In late July, the FDA issued guidance for Salmonella prevention measures involving eggs from free-range hens, the last of three groups to come under 2009’s Egg Safety Rule.
According to the guidance, which is still in a comment period, producers who keep outdoor-access chickens (including those certified as organic by the FDA) are required to take steps to keep wild birds, cats, rodents, and other animals that can be vectors for disease, out of the indoor sections and porches of poultry houses.
Controlling these animals, as well as fly infestation, in outdoor areas, as well as environmental sampling of those areas, is a recommendation but not a requirement of the new rule. The guidance document offers suggestions, such as fences and high walls, roofing, and netting.
The guidance suggests using fences or high walls to keep animals out of the hens’ outdoor areas, according to an FDA question-and-answer document. To keep wild birds out, the agency suggests using roofing or netting like that used to protect berry crops or employing noise cannons. Producers are also advised to monitor and take steps to control rodents and flies in outdoor areas that are not part of poultry houses.
“Egg producers who allow outdoor access face different environmental realities from facilities that keep their hens inside,” wrote Michael Taylor, FDA’s deputy commissioner for foods and veterinary medicine, in a blog post. “The new guidance provides suggestions on how egg producers with 3,000 or more laying hens can protect their poultry from predators, pests, wild birds, and other animals and comply with the new egg regulation, yet still provide hens outdoor access. (Egg producers with fewer than 3,000 laying hens and egg producers who sell all of their eggs directly to consumers are exempt from the Egg Safety Rule.)”

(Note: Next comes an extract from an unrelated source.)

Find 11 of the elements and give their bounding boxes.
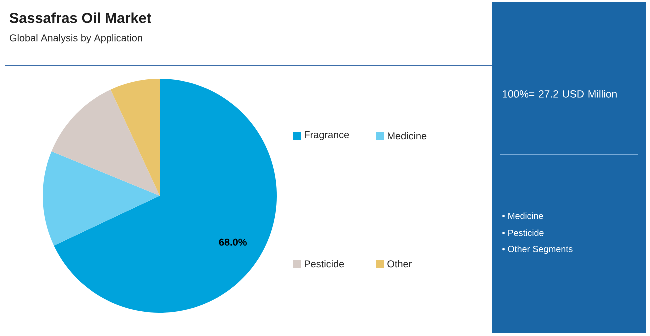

FDA officials visited eight poultry farms in California, Texas, Arkansas, Washington, Wisconsin, Indiana, Michigan, and Massachusetts from August to September 2012 to gather first-hand information before writing the guidelines. “It seems like the FDA really did their homework looking at how organic birds are raised in numerous states,” says Patrick McDonough, PhD, associate professor of population medicine and diagnostic sciences at Cornell’s College of Veterinary Medicine.
But he suggests that there might be a couple of elements still missing. “After reading the guidelines, I don’t see anything to address the issue of potentially contaminated water. If your birds are outside and you have puddles of water, they’ll drink it, and contamination is one thing to be concerned about.”
Some natural-food and animal rights advocates have criticized the rule with its suggestions of walls and fences as taking the “free range” out of free range poultry. “I see that point,” concedes McDonough. “How can a bird be free range if they’re enclosed somewhat? But it’s a matter of how else do you safeguard the birds from feral cats, pigeons, rodents, insects, and other things that are well documented to carry Salmonella? Now it’s up to organic producers to figure out how to achieve the goal of this proposal before it does become a mandate and still maintain what you believe is the definition of organic and access to the outdoors.”